Pemilik Bangunan Liar di Gunung Antang Anggap Pembongkaran Paksa Hal yang Biasa
Botol minuman yang berserakan saat petugas melakukan pembongkaran/ Foto: Rizky Sulistio/ VOI

Bagikan:

JAKARTA - Kawasan lokalisasi prostitusi dan perjudian di Gunung Antang ternyata pernah dibongkar petugas gabungan pada tahun 2010 lalu. Namun setelah dibongkar petugas, bangunan liar di kawasan tersebut kembali menjamur karena luput dari pengawasan petugas terkait termasuk PT KAI.

Salah satu pemilik kafe di kawasan Gunung Antang berinisial PK mengatakan, dirinya menanggapi hal yang biasa terkait pembongkaran dari petugas gabungan terhadap bangunan miliknya.
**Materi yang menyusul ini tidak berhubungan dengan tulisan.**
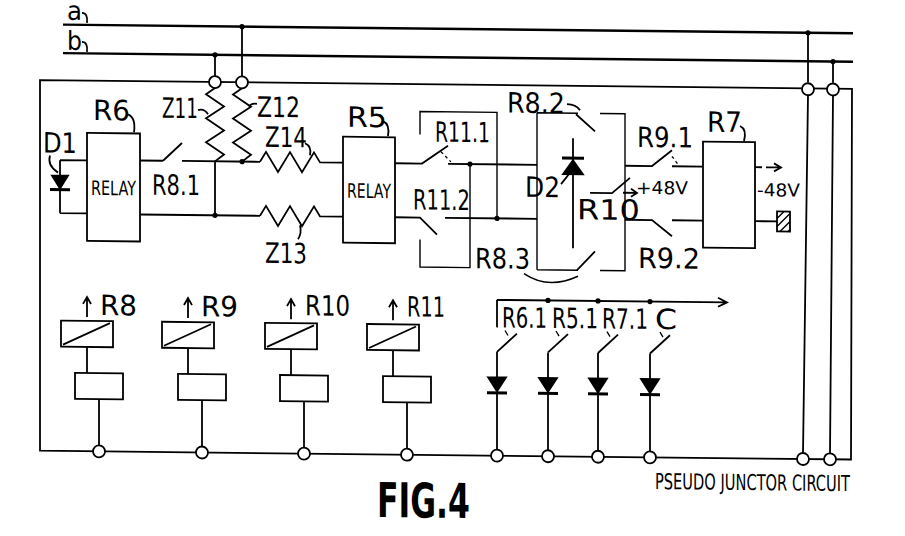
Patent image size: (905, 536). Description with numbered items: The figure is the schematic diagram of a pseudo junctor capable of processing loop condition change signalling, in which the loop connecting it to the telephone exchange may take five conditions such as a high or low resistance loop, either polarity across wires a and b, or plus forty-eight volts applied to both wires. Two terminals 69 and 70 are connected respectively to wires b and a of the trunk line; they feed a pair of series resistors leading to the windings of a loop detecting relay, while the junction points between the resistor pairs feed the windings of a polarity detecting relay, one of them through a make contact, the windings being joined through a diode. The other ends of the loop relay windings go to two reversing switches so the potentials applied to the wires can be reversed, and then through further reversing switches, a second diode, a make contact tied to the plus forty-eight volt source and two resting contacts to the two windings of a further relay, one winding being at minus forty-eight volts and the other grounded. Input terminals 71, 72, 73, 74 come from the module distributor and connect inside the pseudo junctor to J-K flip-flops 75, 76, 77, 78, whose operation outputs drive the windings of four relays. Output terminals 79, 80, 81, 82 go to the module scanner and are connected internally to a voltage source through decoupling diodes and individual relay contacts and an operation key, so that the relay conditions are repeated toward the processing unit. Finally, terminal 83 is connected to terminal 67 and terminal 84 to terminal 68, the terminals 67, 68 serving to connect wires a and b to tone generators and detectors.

The terminal 67 is at (828, 445).
The terminal 68 is at (800, 446).
The terminal 69 is at (212, 76).
The terminal 70 is at (251, 72).
The input terminal 71 is at (95, 447).
The input terminal 72 is at (197, 447).
The input terminal 73 is at (298, 446).
The input terminal 74 is at (398, 446).
The J-K flip-flop 75 is at (131, 370).
The J-K flip-flop 76 is at (233, 370).
The J-K flip-flop 77 is at (335, 368).
The J-K flip-flop 78 is at (440, 369).
The output terminal 79 is at (503, 441).
The output terminal 80 is at (554, 441).
The output terminal 81 is at (604, 441).
The output terminal 82 is at (656, 441).
The terminal 83 is at (831, 87).
The terminal 84 is at (806, 87).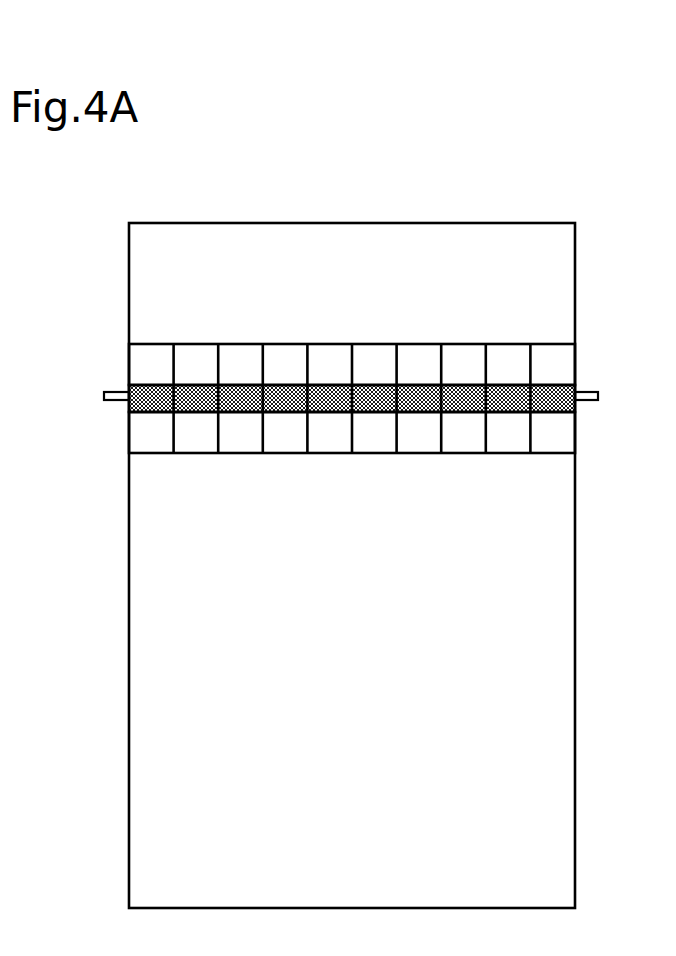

"Ada imbauan dari PT KAI, biasa - biasa saja. Sudah siap (dibongkar). Dulu sekitar tahun 2010 terakhir dibongkar dan baru ini lagi (tahun 2022)," kata pria berinisial PK kepada VOI di lokasi pembongkaran Gunung Antang, Selasa, 30 Agustus.

Terkait pembongkaran yang dilakukan petugas gabungan, PK selaku pemilik salah satu tempat usaha menjelaskan bahwa dirinya tidak merasa keberatan terhadap petugas terkait. PK justru sadar diri bahwa kawasan lahan tersebut merupakan milik pemerintah.

"Engga ada keberatan, biasa aja. Saya dagang dari tahun 2000 disini," ucapnya.

Untuk dapat memiliki tempat usaha di kawasan lokalisasi Gunung Antang, PK menyebutkan dirinya pernah membeli bangunan dengan harga Rp15 juta dari seorang pemilik bangunan atau kafe yang terlebih dulu menempati.

"Lahan bangun aja. Misalnya beli bangunan orang, bukan beli lahan. Beli bangunan saya beli dulu Rp15 juta sekitar tahun 2006-2007," katanya.

Pada kesehariannya, PK kerap berjualan kopi hingga minuman beralkohol di warung atau kafe miliknya.

"Kafe ada, (tapi) kafe asal asalan. Musik ada," paparnya.

Sementara Kasie Kesra Kelurahan Palmeriam, Herdayanti menyatakan, penghuni di kawasan Gunung Antang bukan warga asli Kelurahan Palmeriam.

"Sebenarnya penghuni disini bukan warga, jadi mereka pendatang semuanya rata - rata. Di kawasan ini terkait kegiatan ekonomi yang ilegal. (penghuni Gunung Antang) tidak terdata (di Kelurahan Palmeriam)," ujarnya kepada VOI.

Herdayanti menjelaskan, penghuni yang mendiami lokalisasi Gunung Antang merupakan penghuni ilegal karena bukan warga asli.

"Penghuni ilegal bukan warga. Ini bukan lahan mereka. Sebenarnya mereka tidak tinggal disini, mereka punya tempat tinggal di wilayah lain. Iya, (mereka lakukan) bisnis ilegal," paparnya.